Zunächst ging es um ein beiderseits eher nutzbringendes Zusammenleben, gefüllt von verschiedenen Wenn und Aber, die in der Regel die Grenze eines intensiven Verhältnisses nicht überschritten. Kleinere Zwistigkeiten stellten in gewisser Weise auch eine Inspiration und Motivation dar, sie weckten einen Wettbewerb, der dann für beide Seiten nützlich war. Später aber nahm die Häufigkeit dieser Konflikte zu, ebenso die Kraft, mit der sie ausgetragen wurden. Auch die Gründe wurden schwerwiegender. So wurde aus Streitereien um die Sprache der Strassenschilder ein Kampf um das Dasein. Es ist nicht gerade überraschend, daß ein socher Konflikt die zarten Bindungen zwischen den zwei Völkern ruiniert hat. Und es ist auch nicht überraschend, daß eine so brutale Trennung, wie die, zu der Tschechen und Deutschen gelangten, bis heute in vielen Erinnerungen als Trauma existiert. Zum Glück können wir aber feststellen, daß es in der Auffassung der gemeinsamen Geschichte immer mehr und mehr Behrührungspunkte gibt.

Auch wir wollen dieses Thema ansprechen und dabei eine möglichst ausgewogene Auslegung anbieten. Ausgewogenheit heißt nicht, daß man etwas verbirgt, jedoch wollen wir weder moralisieren noch Beschuldigungen aussprechen. Beurteilungen überlassen wir Ihnen. Unsere Aufgabe soll es sein, Voraussetzung für ein vorurteilsloses Wissen zu bieten, so weit dies möglich ist. Da uns jedoch nur begrenzte Zeit zur Verfügung steht, müssen wir auswählen. Nur einige Ereignisse, Namen, Ideen und Anschauungen können wir berücksichtigen. Das gilt besonders für den heutigen Teil. In den verbleibenden Minuten durchlaufen wir sechs Jahrhunderte des gemeinsamen Lebens, um dann in den nächsten Teilen mehr Zeit für die jüngstvergangene Geschichte zu haben.

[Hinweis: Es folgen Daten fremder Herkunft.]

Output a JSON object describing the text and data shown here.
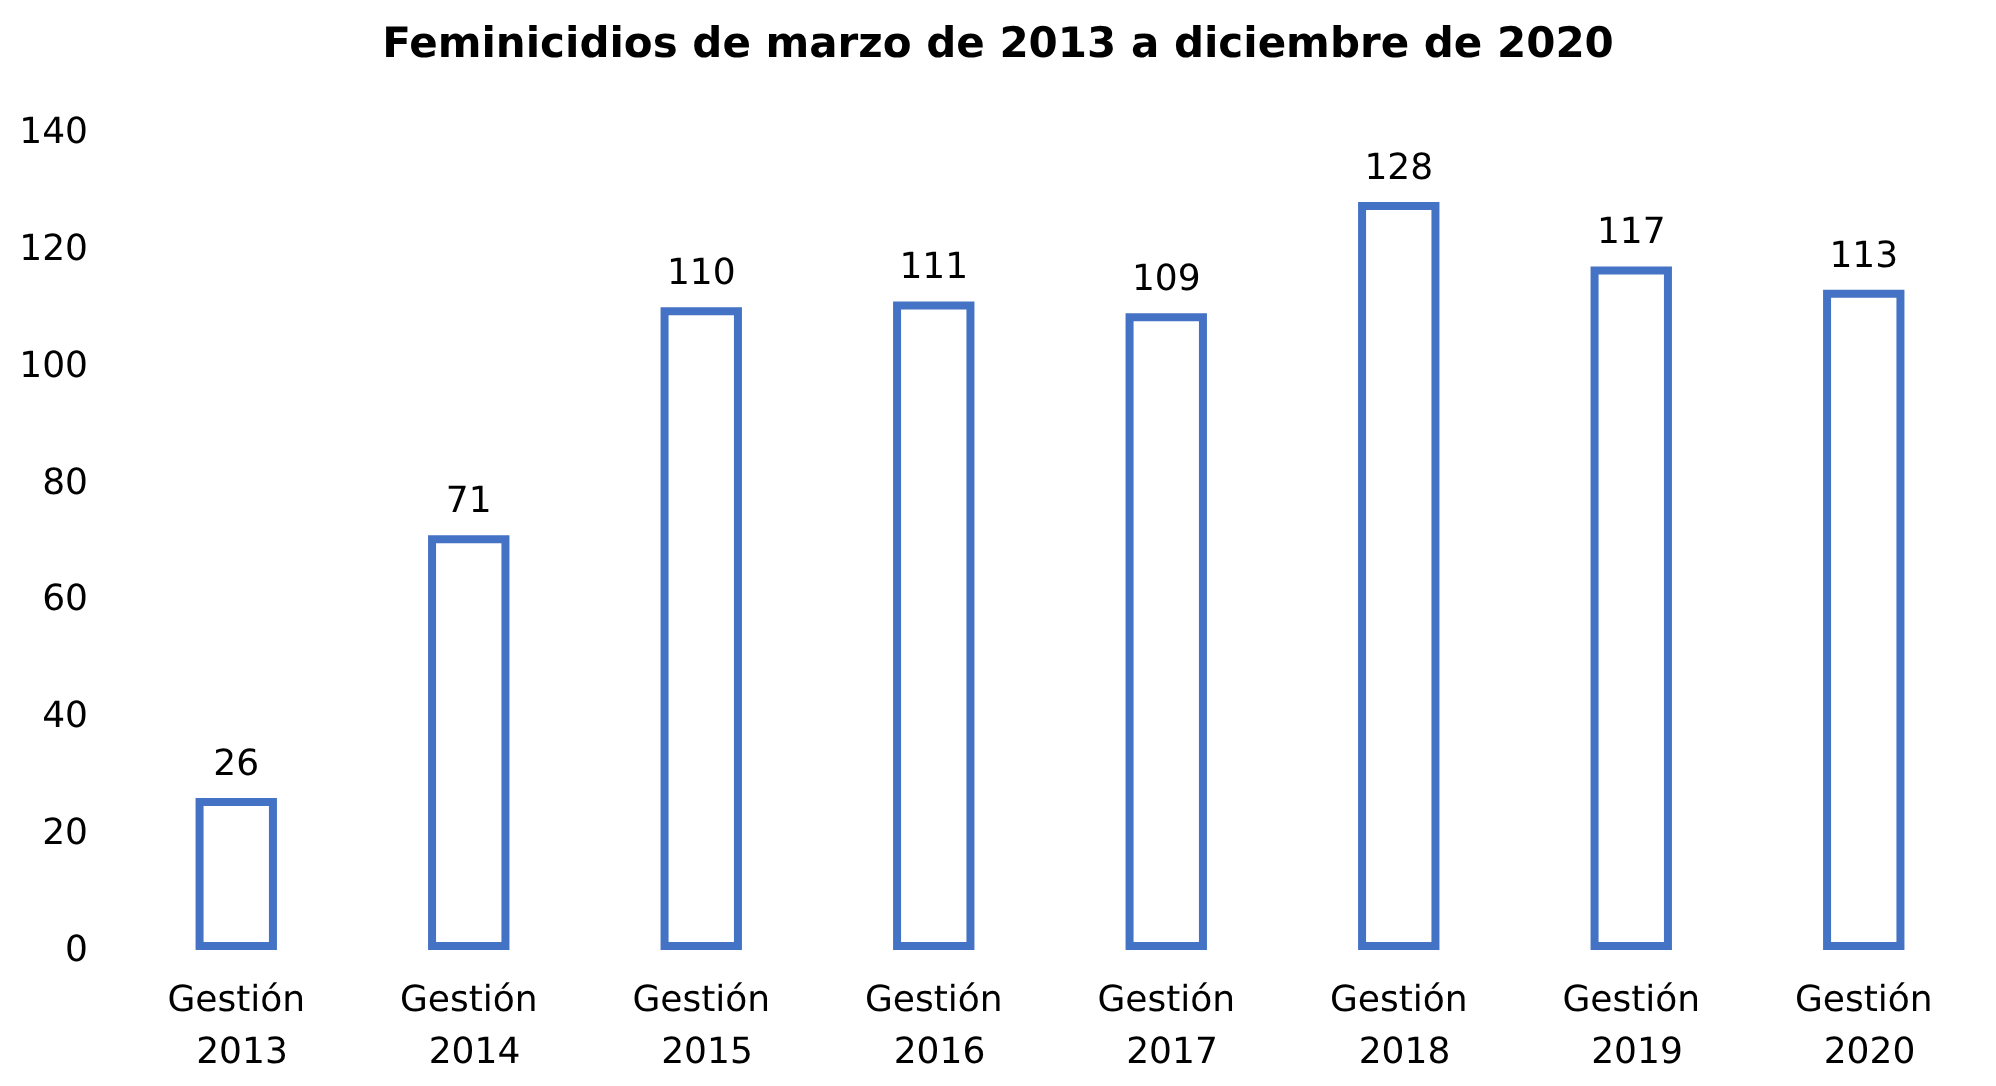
{
  "chart_data": {
    "type": "bar",
    "title": "Feminicidios de marzo de 2013 a diciembre de 2020",
    "categories": [
      "Gestión 2013",
      "Gestión 2014",
      "Gestión 2015",
      "Gestión 2016",
      "Gestión 2017",
      "Gestión 2018",
      "Gestión 2019",
      "Gestión 2020"
    ],
    "values": [
      26,
      71,
      110,
      111,
      109,
      128,
      117,
      113
    ],
    "color": "#4472c4",
    "ylim": [
      0,
      140
    ],
    "yticks": [
      0,
      20,
      40,
      60,
      80,
      100,
      120,
      140
    ],
    "grid": false,
    "data_labels": true
  }
}
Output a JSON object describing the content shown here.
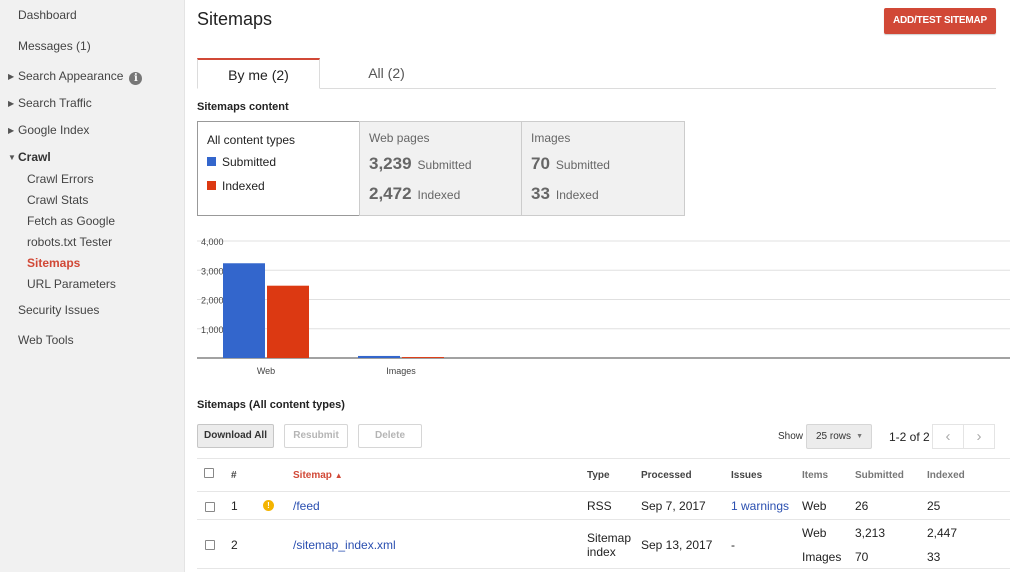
{
  "sidebar": {
    "dashboard": "Dashboard",
    "messages": "Messages (1)",
    "search_appearance": "Search Appearance",
    "search_traffic": "Search Traffic",
    "google_index": "Google Index",
    "crawl": "Crawl",
    "crawl_items": [
      "Crawl Errors",
      "Crawl Stats",
      "Fetch as Google",
      "robots.txt Tester",
      "Sitemaps",
      "URL Parameters"
    ],
    "security_issues": "Security Issues",
    "web_tools": "Web Tools"
  },
  "header": {
    "title": "Sitemaps",
    "add_button": "ADD/TEST SITEMAP"
  },
  "tabs": [
    {
      "label": "By me (2)",
      "active": true
    },
    {
      "label": "All (2)",
      "active": false
    }
  ],
  "content": {
    "heading": "Sitemaps content",
    "all_types": "All content types",
    "legend_submitted": "Submitted",
    "legend_indexed": "Indexed",
    "web": {
      "title": "Web pages",
      "submitted_num": "3,239",
      "submitted_label": "Submitted",
      "indexed_num": "2,472",
      "indexed_label": "Indexed"
    },
    "images": {
      "title": "Images",
      "submitted_num": "70",
      "submitted_label": "Submitted",
      "indexed_num": "33",
      "indexed_label": "Indexed"
    }
  },
  "colors": {
    "submitted": "#3366cc",
    "indexed": "#dc3912",
    "accent": "#d14836"
  },
  "chart_data": {
    "type": "bar",
    "categories": [
      "Web",
      "Images"
    ],
    "series": [
      {
        "name": "Submitted",
        "values": [
          3239,
          70
        ]
      },
      {
        "name": "Indexed",
        "values": [
          2472,
          33
        ]
      }
    ],
    "yticks": [
      "1,000",
      "2,000",
      "3,000",
      "4,000"
    ],
    "ylim": [
      0,
      4000
    ],
    "grid": true,
    "legend": "none"
  },
  "table": {
    "heading": "Sitemaps (All content types)",
    "buttons": {
      "download": "Download All",
      "resubmit": "Resubmit",
      "delete": "Delete"
    },
    "show_label": "Show",
    "rows_select": "25 rows",
    "pager_text": "1-2 of 2",
    "columns": {
      "num": "#",
      "sitemap": "Sitemap",
      "sort_indicator": "▲",
      "type": "Type",
      "processed": "Processed",
      "issues": "Issues",
      "items": "Items",
      "submitted": "Submitted",
      "indexed": "Indexed"
    },
    "rows": [
      {
        "num": "1",
        "sitemap": "/feed",
        "has_warning": true,
        "type": "RSS",
        "processed": "Sep 7, 2017",
        "issues": "1 warnings",
        "items": [
          {
            "item": "Web",
            "submitted": "26",
            "indexed": "25"
          }
        ]
      },
      {
        "num": "2",
        "sitemap": "/sitemap_index.xml",
        "has_warning": false,
        "type_line1": "Sitemap",
        "type_line2": "index",
        "processed": "Sep 13, 2017",
        "issues": "-",
        "items": [
          {
            "item": "Web",
            "submitted": "3,213",
            "indexed": "2,447"
          },
          {
            "item": "Images",
            "submitted": "70",
            "indexed": "33"
          }
        ]
      }
    ]
  }
}
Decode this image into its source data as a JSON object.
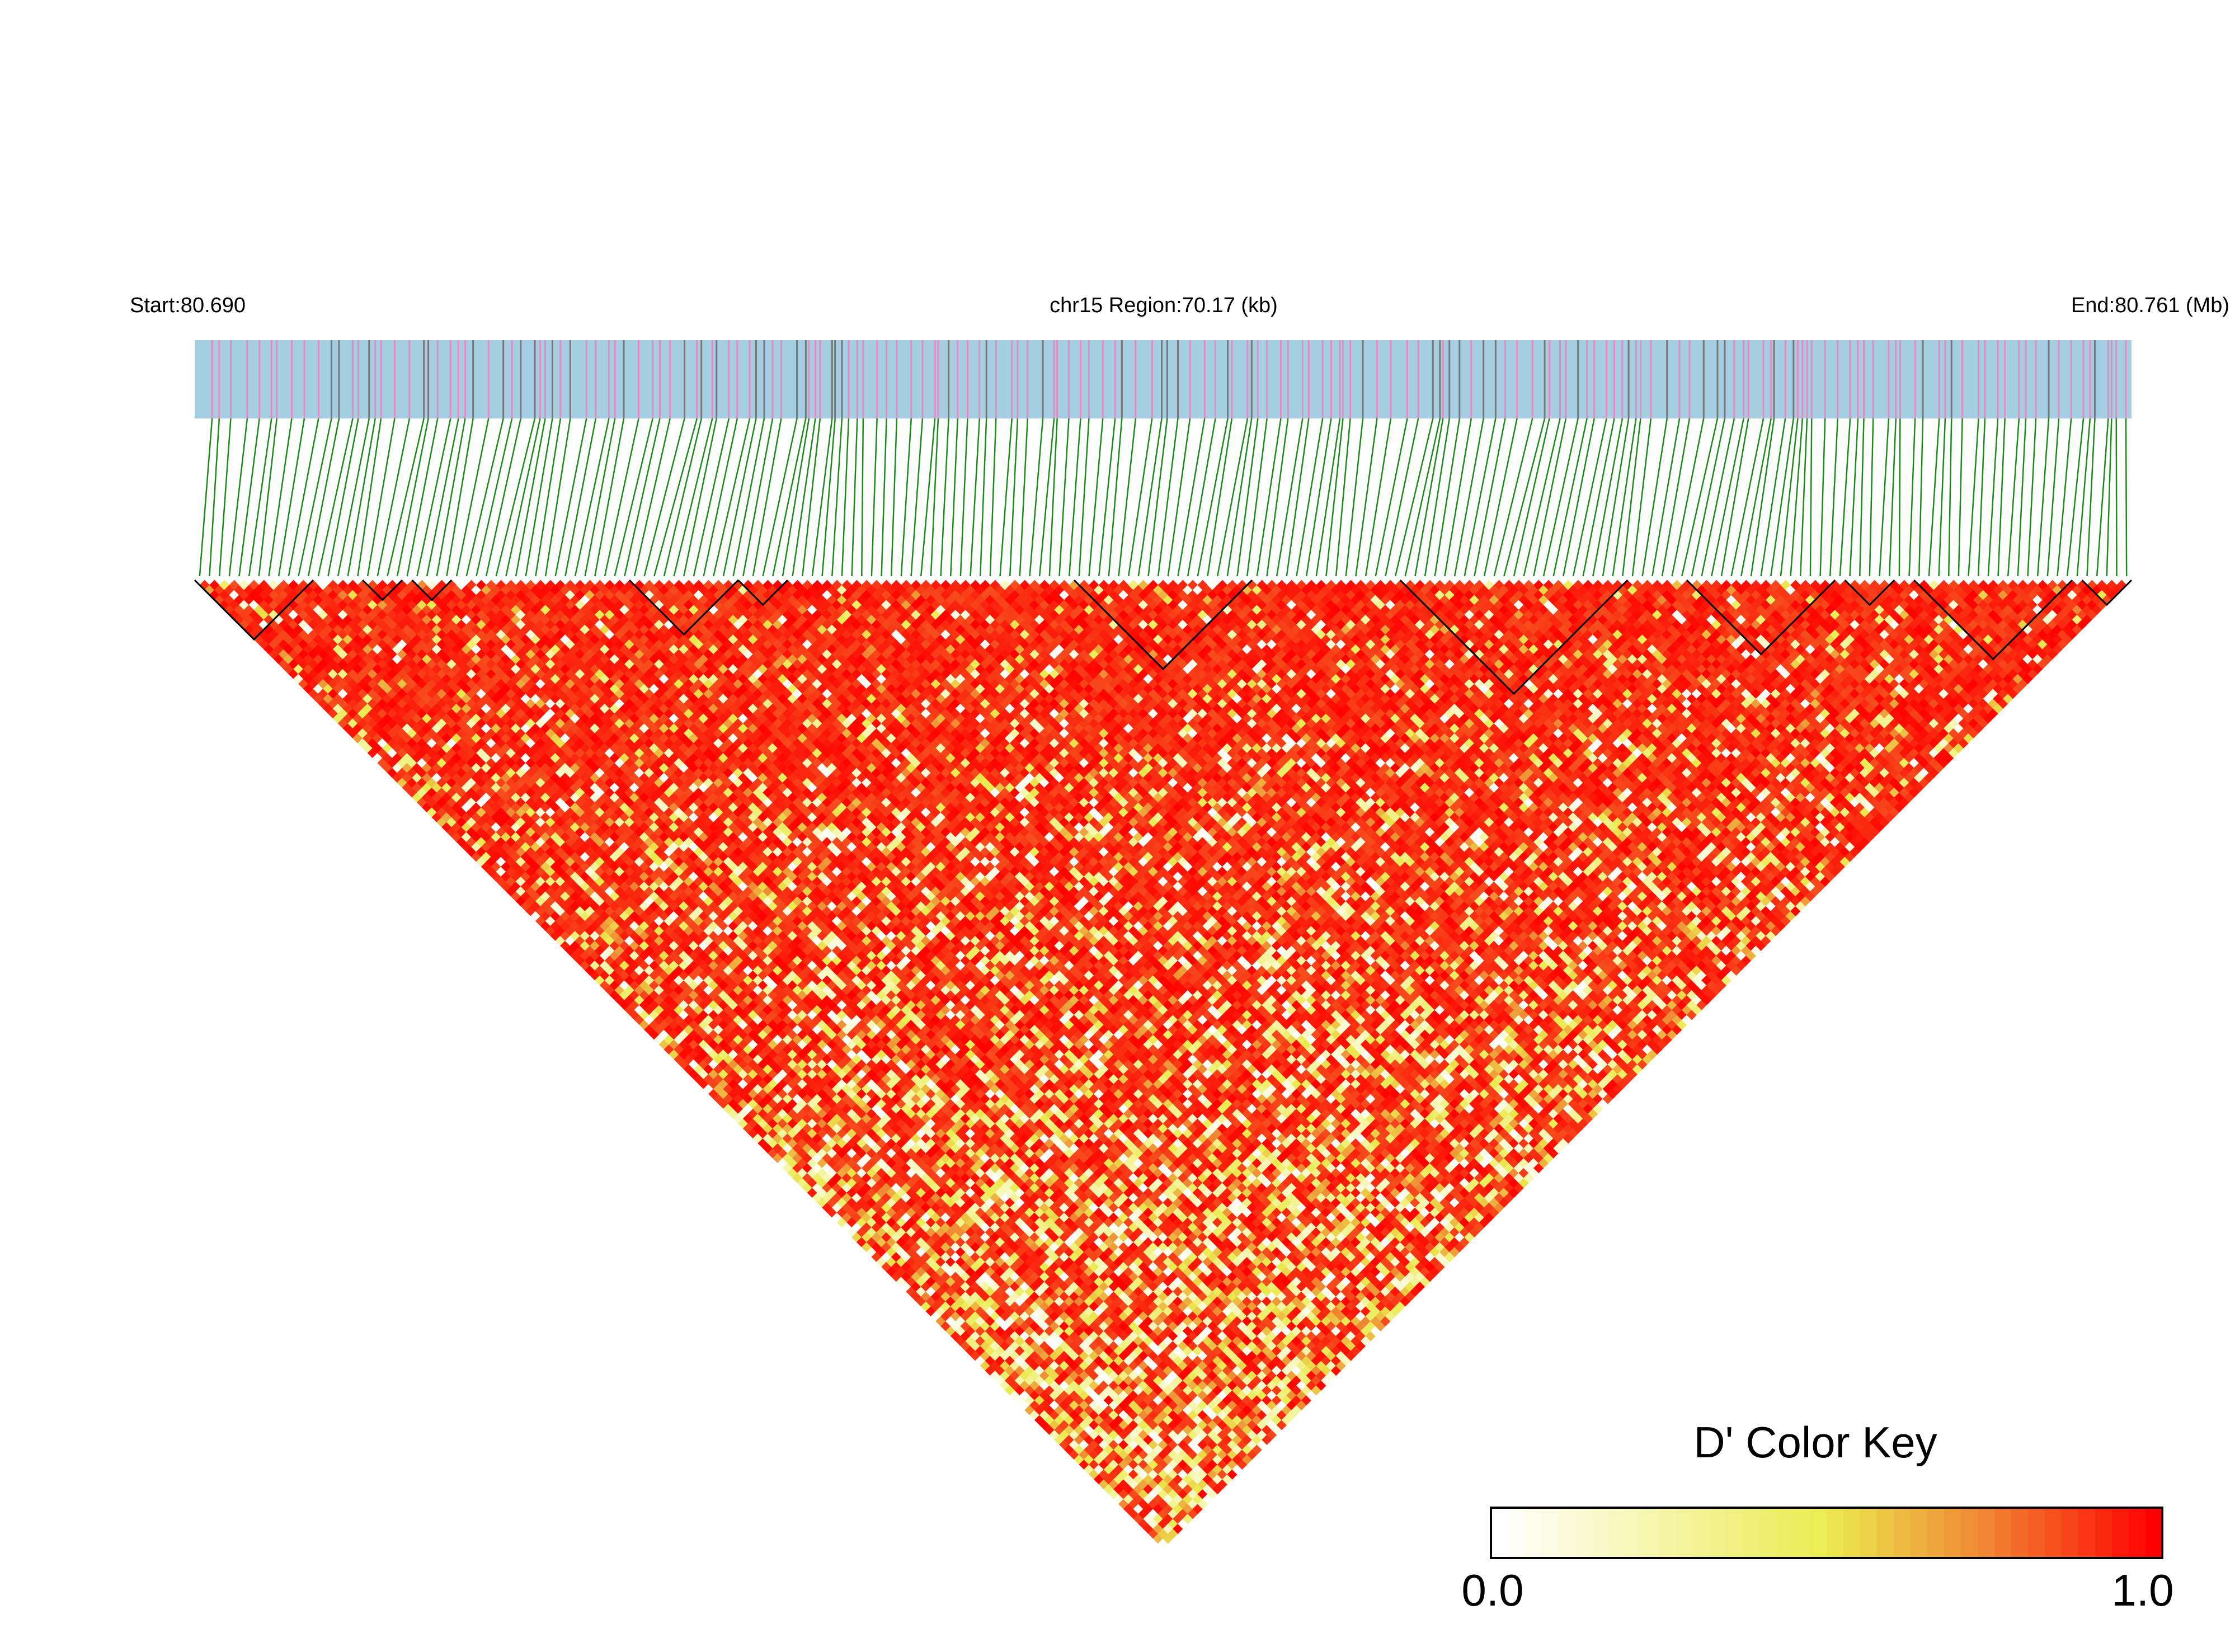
{
  "header": {
    "start_label": "Start:80.690",
    "region_label": "chr15 Region:70.17 (kb)",
    "end_label": "End:80.761 (Mb)"
  },
  "colors": {
    "track_bg": "#a6cee3",
    "variant_tick_pink": "#e78ac3",
    "variant_tick_gray": "#777777",
    "connector": "#1a8a1a",
    "ld_high": "#ff0000",
    "ld_mid": "#ee7733",
    "ld_low": "#ffffcc"
  },
  "chart_data": {
    "type": "heatmap",
    "title": "",
    "chromosome": "chr15",
    "region_start_mb": 80.69,
    "region_end_mb": 80.761,
    "region_length_kb": 70.17,
    "n_snps": 196,
    "metric": "D'",
    "value_range": [
      0.0,
      1.0
    ],
    "dominant_value_estimate": 0.9,
    "haplotype_blocks_snp_index_ranges": [
      [
        0,
        12
      ],
      [
        17,
        21
      ],
      [
        22,
        26
      ],
      [
        44,
        55
      ],
      [
        55,
        60
      ],
      [
        89,
        107
      ],
      [
        122,
        145
      ],
      [
        151,
        166
      ],
      [
        167,
        172
      ],
      [
        174,
        190
      ],
      [
        191,
        196
      ]
    ],
    "color_key": {
      "title": "D' Color Key",
      "min_label": "0.0",
      "max_label": "1.0"
    }
  }
}
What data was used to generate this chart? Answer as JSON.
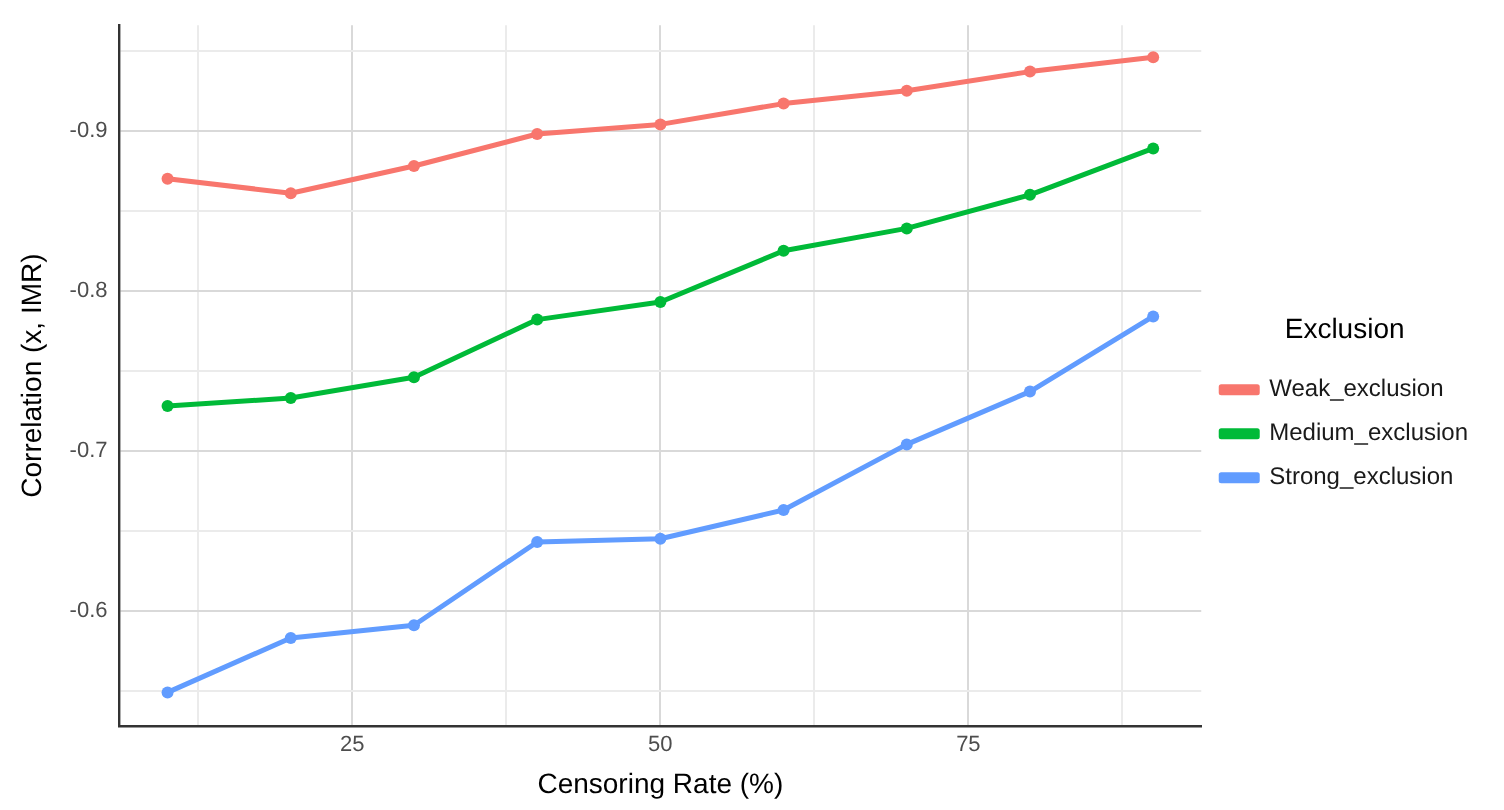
{
  "chart_data": {
    "type": "line",
    "xlabel": "Censoring Rate (%)",
    "ylabel": "Correlation (x, IMR)",
    "legend_title": "Exclusion",
    "legend": "right",
    "grid": true,
    "marker": "circle",
    "line_style": "solid",
    "x": [
      10,
      20,
      30,
      40,
      50,
      60,
      70,
      80,
      90
    ],
    "xlim": [
      6.1,
      93.9
    ],
    "xticks": [
      {
        "value": 12.5,
        "label": null
      },
      25,
      {
        "value": 37.5,
        "label": null
      },
      50,
      {
        "value": 62.5,
        "label": null
      },
      75,
      {
        "value": 87.5,
        "label": null
      }
    ],
    "ylim": [
      -0.528,
      -0.966
    ],
    "yticks": [
      {
        "value": -0.55,
        "label": null
      },
      -0.6,
      {
        "value": -0.65,
        "label": null
      },
      -0.7,
      {
        "value": -0.75,
        "label": null
      },
      -0.8,
      {
        "value": -0.85,
        "label": null
      },
      -0.9,
      {
        "value": -0.95,
        "label": null
      }
    ],
    "series": [
      {
        "name": "Weak_exclusion",
        "color": "#f8766d",
        "values": [
          -0.87,
          -0.861,
          -0.878,
          -0.898,
          -0.904,
          -0.917,
          -0.925,
          -0.937,
          -0.946
        ]
      },
      {
        "name": "Medium_exclusion",
        "color": "#00ba38",
        "values": [
          -0.728,
          -0.733,
          -0.746,
          -0.782,
          -0.793,
          -0.825,
          -0.839,
          -0.86,
          -0.889
        ]
      },
      {
        "name": "Strong_exclusion",
        "color": "#619cff",
        "values": [
          -0.549,
          -0.583,
          -0.591,
          -0.643,
          -0.645,
          -0.663,
          -0.704,
          -0.737,
          -0.784
        ]
      }
    ]
  }
}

Wenn man den Anfang des tschechisch-deutschen Zusammenlebens erwähnt, fällt vielen der Ausspruch des Präsidenten Masaryk über Immigranten und Kolonisten ein. Der Bohemist Ferdinand Seibt formuliert dies in seinem Buch "Deutschland und die Tschechen" wie folgt: Masaryk, der diese unglücklichen Worte später vergeblich wiedergutmachen wollte ... verwies die Deutschen sozusagen in die Rolle von Gastarbeitern bei der Gestaltung des neuen Staates. So sollte man den Vorgang der Kolonisation also nicht verstehen. Aber wie dann?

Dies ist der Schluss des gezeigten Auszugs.